Consent – Currently, much data is collected on the basis that individuals will choose if they wish to opt out. In future, an individual will have to make a positive action that demonstrates their consent, in order for their data to be collected. The consent can be withdrawn at any time, as individuals have ‘the right to be forgotten’ and can also transfer their data elsewhere if they choose.

There will also need to be separate consent for the processing of data for a new purpose, beyond that for which it was originally collected.

Transparency – More information will have to be provided by the processor from the outset about how data will be used and how long it will be kept for, as organisations must not hold on to data for any longer than absolutely necessary.

If it’s going to be stored outside the EEA, details must be provided of where it will be stored and what safeguards will be in place.

Accountability – There is a shift from risk management to compliance so in future, organisations will have to be able to show that they are actively complying with the GDPR, not just identifying risks or responding to breaches as they occur.

They will also have to demonstrate that privacy is considered at every stage of their operations.

Specialists – A specialist Data Protection Officer will be an obligatory appointment for most public bodies and for any organisation controlling or processing data where core activities involve “regular and systematic monitoring” of data subjects “on a large scale”.

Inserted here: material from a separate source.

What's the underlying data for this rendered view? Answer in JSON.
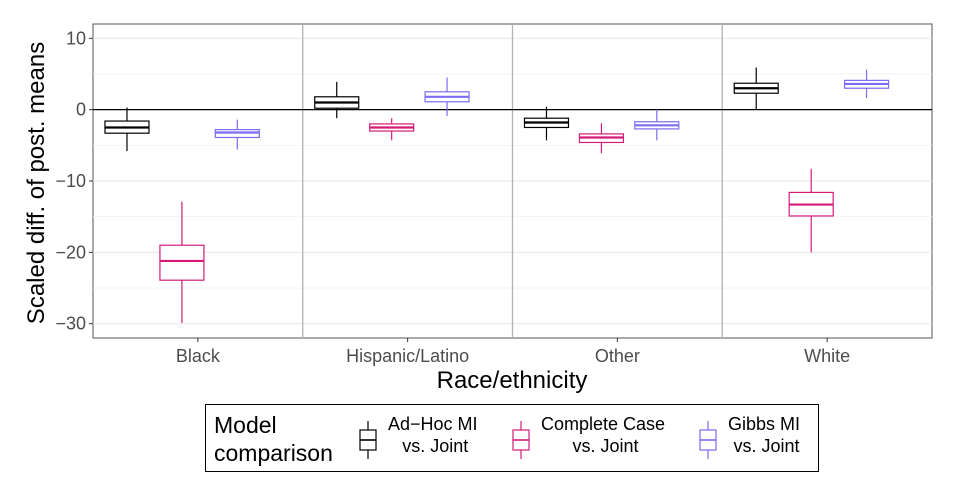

For an organisation that sub contracts its processing, there is a high duty of care imposed in selecting their data processing provider with procurement processes to be followed and regular ongoing reviews once appointed.

Breaches – Currently some breaches may be managed internally without reporting, but in future there will be a statutory obligation to notify the regulator – the ICO in the UK – and the individuals affected, if there is any risk to an individual’s personally identifiable information as a result of any breach.

Fines will be imposed for breaches, up to a maximum of €20m, or 4% of total worldwide turnover for businesses, for serious contraventions.

Children – No one under 13 can give their consent to the processing of personal data in relation to online services, and so parental consent must be obtained.

Member States are free to set their own rules for those aged 13-15, if they do not, then parental consent will be required for children under 16.